Another day, another Peyton Manning rumor.
Despite Rob Lowe’s insistance that the Indianapolis Colts quarterback is giving serious thought about hanging up the spikes, it appears he will indeed try to make a comeback after missing the entire 2011 season.
Manning, one of the great players in NFL history, has had multiple neck surgeries over the last few years and missed the season after starting every single game from his debut in 1998 until this year.
Last week, there were rumblings that a few anonymous New York Jets players were fed up with the slow progress of current quarterback Mark Sanchez, and some wanted to bring in Manning as a replacement.
Now, I’ve adamantly written about that story and why I believe it’s too early to give up on Sanchez, who is still just 25 years old and has shown the flashes of potential that you look for in a young signal caller.
However, the NFL is a business, and any team would be doing a disservice if they didn’t do due diligence when a player of Manning’s caliber could potentially be on the table.

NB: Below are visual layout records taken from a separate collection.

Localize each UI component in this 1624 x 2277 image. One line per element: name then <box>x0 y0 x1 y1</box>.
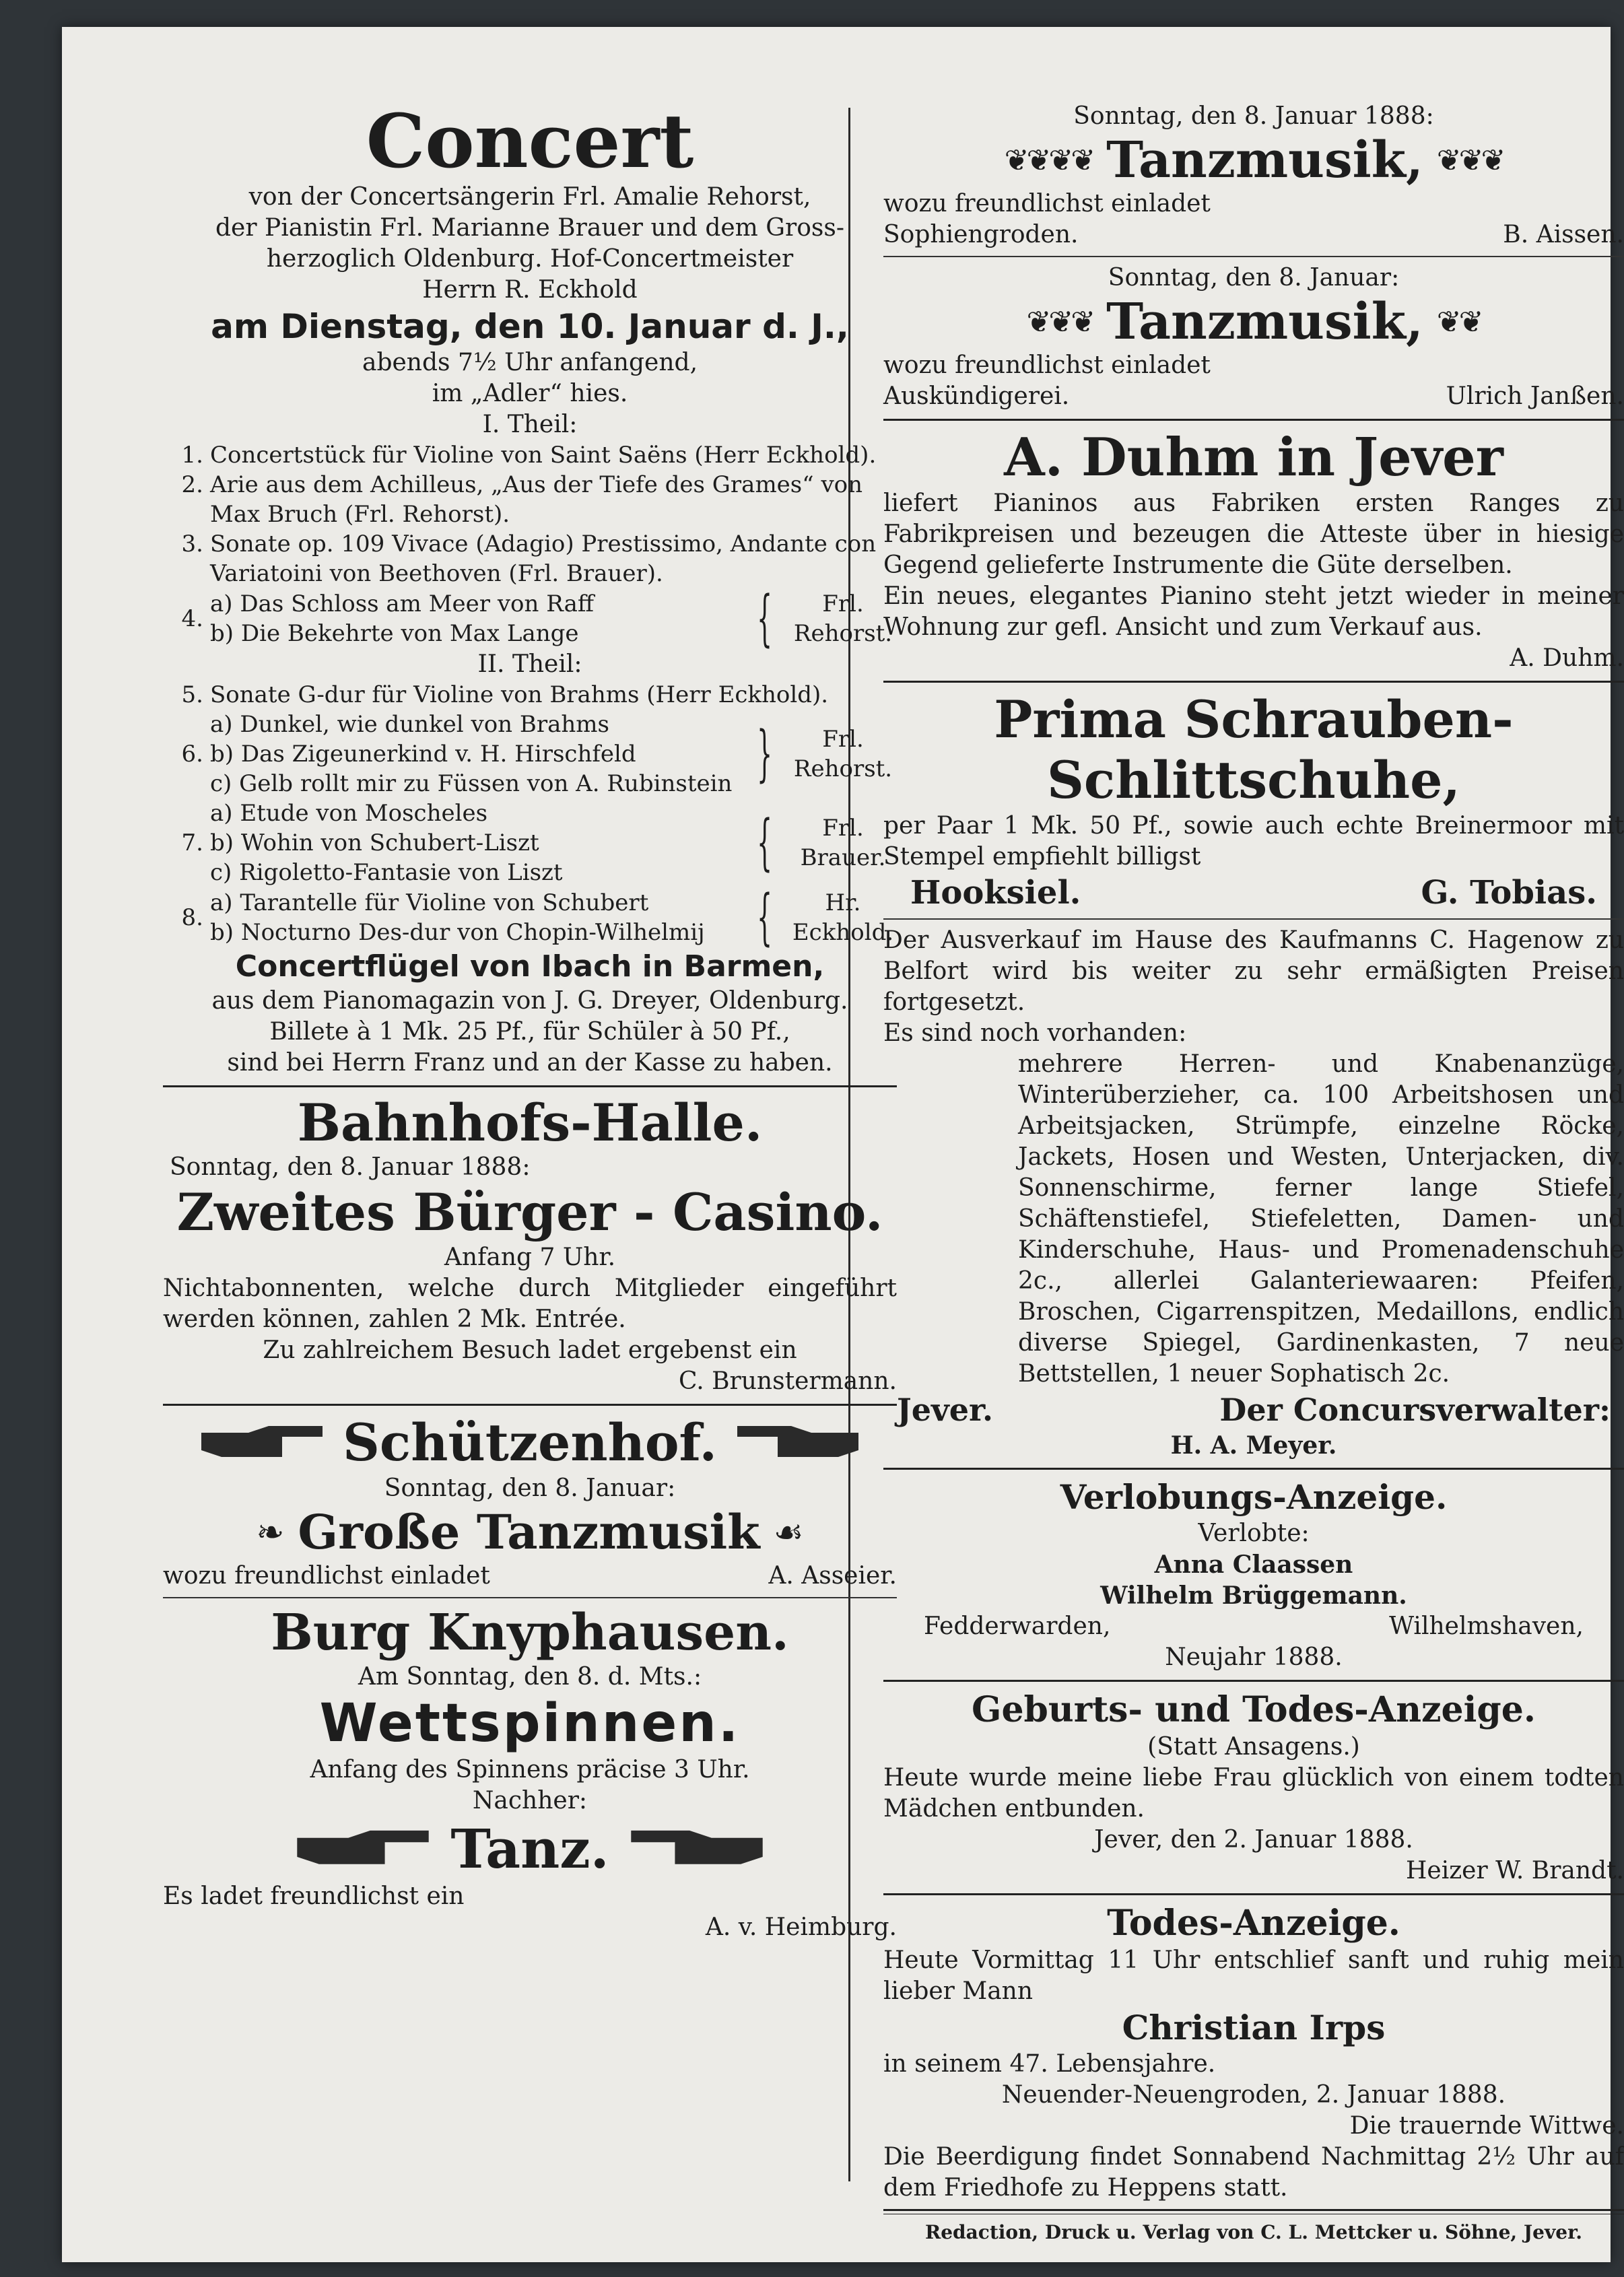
todes-age: in seinem 47. Lebensjahre. <box>883 2050 1216 2078</box>
todes-funeral: Die Beerdigung findet Sonnabend Nachmittag 2½ Uhr auf dem Friedhofe zu Heppens statt. <box>883 2143 1624 2202</box>
ausverkauf-available: Es sind noch vorhanden: <box>883 1019 1187 1047</box>
bahnhofshalle-ad <box>163 1094 897 1397</box>
tanzmusik1-invite: wozu freundlichst einladet <box>883 190 1211 217</box>
concert-intro-1: von der Concertsängerin Frl. Amalie Rehorst, <box>248 183 811 211</box>
burg-start: Anfang des Spinnens präcise 3 Uhr. <box>310 1756 750 1783</box>
ornament-left-icon: ❧ <box>256 1513 285 1552</box>
geburts-text: Heute wurde meine liebe Frau glücklich von einem todten Mädchen entbunden. <box>883 1764 1624 1823</box>
ausverkauf-place: Jever. <box>897 1392 994 1428</box>
todes-name: Christian Irps <box>1122 2008 1386 2047</box>
verlobung-title: Verlobungs-Anzeige. <box>1060 1477 1448 1517</box>
program-group-7: 7. a) Etude von Moscheles b) Wohin von Schubert-Liszt c) Rigoletto-Fantasie von Liszt { Frl. Brauer. <box>181 800 886 886</box>
bahnhofshalle-event: Zweites Bürger - Casino. <box>176 1182 883 1242</box>
verlobung-groom: Wilhelm Brüggemann. <box>1100 1582 1407 1610</box>
piano-source: aus dem Pianomagazin von J. G. Dreyer, Oldenburg. <box>211 987 848 1015</box>
program-item: 1. Concertstück für Violine von Saint Saëns (Herr Eckhold). <box>181 442 877 469</box>
part-one-heading: I. Theil: <box>482 411 578 438</box>
burg-event: Wettspinnen. <box>319 1693 741 1754</box>
burg-date: Am Sonntag, den 8. d. Mts.: <box>358 1663 702 1691</box>
ornament-left-icon: ❦❦❦ <box>1026 304 1093 339</box>
bahnhofshalle-invite: Zu zahlreichem Besuch ladet ergebenst ein <box>263 1336 797 1364</box>
tanzmusik-ad-1 <box>883 101 1624 250</box>
verlobung-place-2: Wilhelmshaven, <box>1389 1612 1584 1640</box>
schuetzenhof-date: Sonntag, den 8. Januar: <box>384 1474 676 1502</box>
right-column <box>883 101 1624 2245</box>
geburts-signature: Heizer W. Brandt. <box>1406 1857 1624 1884</box>
verlobung-date: Neujahr 1888. <box>1165 1643 1343 1671</box>
verlobung-bride: Anna Claassen <box>1154 1551 1353 1579</box>
pointing-hand-right-icon <box>195 1419 329 1466</box>
pointing-hand-left-icon <box>731 1419 865 1466</box>
duhm-text-2: Ein neues, elegantes Pianino steht jetzt wieder in meiner Wohnung zur gefl. Ansicht und zum Verkauf aus. <box>883 582 1624 641</box>
schlittschuhe-signature: G. Tobias. <box>1421 874 1597 912</box>
concert-intro-3: herzoglich Oldenburg. Hof-Concertmeister <box>266 245 794 273</box>
ticket-price: Billete à 1 Mk. 25 Pf., für Schüler à 50 Pf., <box>269 1018 790 1046</box>
program-group-6: 6. a) Dunkel, wie dunkel von Brahms b) Das Zigeunerkind v. H. Hirschfeld c) Gelb rollt mir zu Füssen von A. Rubinstein } Frl. Rehorst. <box>181 711 893 797</box>
schlittschuhe-place: Hooksiel. <box>910 874 1081 912</box>
program-item: 3. Sonate op. 109 Vivace (Adagio) Prestissimo, Andante con Variatoini von Beethoven (Frl. Brauer). <box>181 531 877 587</box>
burg-dance: Tanz. <box>450 1817 609 1880</box>
concert-intro-4: Herrn R. Eckhold <box>422 276 638 304</box>
concert-time: abends 7½ Uhr anfangend, <box>362 349 698 376</box>
ticket-sales: sind bei Herrn Franz und an der Kasse zu haben. <box>227 1049 833 1077</box>
bahnhofshalle-date: Sonntag, den 8. Januar 1888: <box>170 1153 531 1181</box>
todes-ad <box>883 1902 1624 2204</box>
bahnhofshalle-start: Anfang 7 Uhr. <box>444 1244 616 1271</box>
ornament-left-icon: ❦❦❦❦ <box>1004 143 1093 178</box>
burg-title: Burg Knyphausen. <box>271 1604 789 1662</box>
schuetzenhof-invite: wozu freundlichst einladet <box>163 1562 490 1590</box>
ausverkauf-signature: H. A. Meyer. <box>1170 1431 1337 1460</box>
newspaper-page <box>62 27 1624 2262</box>
schlittschuhe-ad <box>883 689 1624 913</box>
program-group-8: 8. a) Tarantelle für Violine von Schubert b) Nocturno Des-dur von Chopin-Wilhelmij { Hr. Eckhold. <box>181 882 894 953</box>
tanzmusik-ad-2 <box>883 263 1624 412</box>
verlobung-ad <box>883 1476 1624 1673</box>
tanzmusik2-place: Auskündigerei. <box>883 382 1070 410</box>
bahnhofshalle-title: Bahnhofs-Halle. <box>297 1093 763 1153</box>
schuetzenhof-ad <box>163 1413 897 1592</box>
duhm-signature: A. Duhm. <box>1510 644 1624 672</box>
pointing-hand-right-icon <box>289 1823 437 1874</box>
pointing-hand-left-icon <box>623 1823 771 1874</box>
todes-title: Todes-Anzeige. <box>1107 1903 1400 1944</box>
geburts-title: Geburts- und Todes-Anzeige. <box>972 1689 1536 1730</box>
schuetzenhof-signature: A. Asseier. <box>768 1562 897 1590</box>
tanzmusik2-date: Sonntag, den 8. Januar: <box>1108 264 1400 292</box>
todes-date: Neuender-Neuengroden, 2. Januar 1888. <box>1001 2081 1506 2109</box>
tanzmusik2-title: Tanzmusik, <box>1106 293 1423 351</box>
schuetzenhof-title: Schützenhof. <box>343 1413 717 1472</box>
schlittschuhe-title: Prima Schrauben-Schlittschuhe, <box>994 689 1514 810</box>
duhm-text: liefert Pianinos aus Fabriken ersten Ranges zu Fabrikpreisen und bezeugen die Atteste über in hiesige Gegend gelieferte Instrumente die Güte derselben. <box>883 489 1624 579</box>
burg-after: Nachher: <box>472 1787 588 1814</box>
program-group-4: 4. a) Das Schloss am Meer von Raff b) Die Bekehrte von Max Lange { Frl. Rehorst. <box>181 583 893 654</box>
part-two-heading: II. Theil: <box>477 650 582 678</box>
burg-signature: A. v. Heimburg. <box>705 1913 897 1941</box>
concert-ad <box>163 98 897 1079</box>
ausverkauf-administrator: Der Concursverwalter: <box>1219 1392 1611 1428</box>
program-item: 2. Arie aus dem Achilleus, „Aus der Tiefe des Grames“ von Max Bruch (Frl. Rehorst). <box>181 471 863 528</box>
geburts-date: Jever, den 2. Januar 1888. <box>1094 1826 1413 1854</box>
todes-text: Heute Vormittag 11 Uhr entschlief sanft und ruhig mein lieber Mann <box>883 1946 1624 2005</box>
tanzmusik1-title: Tanzmusik, <box>1106 131 1423 189</box>
tanzmusik2-signature: Ulrich Janßen. <box>1446 382 1624 410</box>
geburts-sub: (Statt Ansagens.) <box>1147 1733 1360 1761</box>
concert-place: im „Adler“ hies. <box>432 380 628 407</box>
program-item: 5. Sonate G-dur für Violine von Brahms (Herr Eckhold). <box>181 681 829 708</box>
concert-intro-2: der Pianistin Frl. Marianne Brauer und dem Gross- <box>215 214 844 242</box>
ausverkauf-ad <box>883 925 1624 1461</box>
schlittschuhe-text: per Paar 1 Mk. 50 Pf., sowie auch echte Breinermoor mit Stempel empfiehlt billigst <box>883 812 1624 871</box>
duhm-title: A. Duhm in Jever <box>1004 427 1503 488</box>
tanzmusik1-date: Sonntag, den 8. Januar 1888: <box>1073 102 1434 130</box>
ornament-right-icon: ☙ <box>773 1513 804 1552</box>
tanzmusik1-signature: B. Aissen. <box>1503 221 1624 248</box>
burg-invite: Es ladet freundlichst ein <box>163 1882 465 1910</box>
verlobung-place-1: Fedderwarden, <box>924 1612 1111 1640</box>
burg-knyphausen-ad <box>163 1604 897 1943</box>
ornament-right-icon: ❦❦ <box>1436 304 1481 339</box>
tanzmusik2-invite: wozu freundlichst einladet <box>883 351 1211 379</box>
ausverkauf-text: Der Ausverkauf im Hause des Kaufmanns C. Hagenow zu Belfort wird bis weiter zu sehr ermäßigten Preisen fortgesetzt. <box>883 926 1624 1016</box>
concert-date: am Dienstag, den 10. Januar d. J., <box>211 307 849 346</box>
verlobung-label: Verlobte: <box>1198 1520 1310 1547</box>
tanzmusik1-place: Sophiengroden. <box>883 221 1079 248</box>
left-column <box>163 98 897 1943</box>
imprint: Redaction, Druck u. Verlag von C. L. Mettcker u. Söhne, Jever. <box>924 2221 1583 2243</box>
bahnhofshalle-text: Nichtabonnenten, welche durch Mitglieder eingeführt werden können, zahlen 2 Mk. Entrée. <box>163 1275 897 1333</box>
schuetzenhof-event: Große Tanzmusik <box>298 1504 760 1560</box>
piano-notice: Concertflügel von Ibach in Barmen, <box>235 949 825 984</box>
ornament-right-icon: ❦❦❦ <box>1436 143 1503 178</box>
concert-title: Concert <box>366 98 694 184</box>
geburts-todes-ad <box>883 1689 1624 1887</box>
ausverkauf-list: mehrere Herren- und Knabenanzüge, Winterüberzieher, ca. 100 Arbeitshosen und Arbeitsjacken, Strümpfe, einzelne Röcke, Jackets, Hosen und Westen, Unterjacken, div. Sonnenschirme, ferner lange Stiefel, Schäftenstiefel, Stiefeletten, Damen- und Kinderschuhe, Haus- und Promenadenschuhe 2c., allerlei Galanteriewaaren: Pfeifen, Broschen, Cigarrenspitzen, Medaillons, endlich diverse Spiegel, Gardinenkasten, 7 neue Bettstellen, 1 neuer Sophatisch 2c. <box>1018 1050 1624 1388</box>
duhm-ad <box>883 428 1624 674</box>
todes-signature: Die trauernde Wittwe. <box>1349 2112 1624 2140</box>
bahnhofshalle-signature: C. Brunstermann. <box>678 1367 897 1395</box>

Jets owner Woody Johnson spoke to reporters on a conference call this week with Jets beat writers, and although he strongly endorsed Sanchez, he would not close the door on a certain big name quarterback.
“I’m not going to ever tell you guys what we may or may not do,” Johnson said, when asked about the potential pursuit of Peyton Manning if the Colts made him available.
“Our job, and my job for the fans, is to take this team to the very top level,” he said. “We’re going to look at every possibility, and that’s what you’d want us to do.”
Johnson said that he anticipates Sanchez being the guy going forward, but that “there’s no such thing as 100 percent” in this league, leaving the door open to potentially pursue Manning.
The Colts owe Manning a $28 million roster bonus in March, and if they decide not to pay it, he would become a free agent.
So although the Jets are publicly backing Sanchez, you never know. When a guy of Peyton Manning’s caliber become available, it makes business sense to at least kick the tires.
Who knows if the elder Manning brother can still play? I doubt he’ll retire, with that big roster bonus potentially coming his way, but he has to prove he can still physically play this game.
Interestingly, the last game Manning played before his neck injury was a home playoff loss to none other than Mark Sanchez and the Jets, in the 2010-11 NFL postseason.
I still believe it will be Sanchez at the helm going forward, but you never know. The Jets have made moves for flashy quarterbacks before (see Favre, Brett: 2008) so I won’t be too quick to dismiss anything.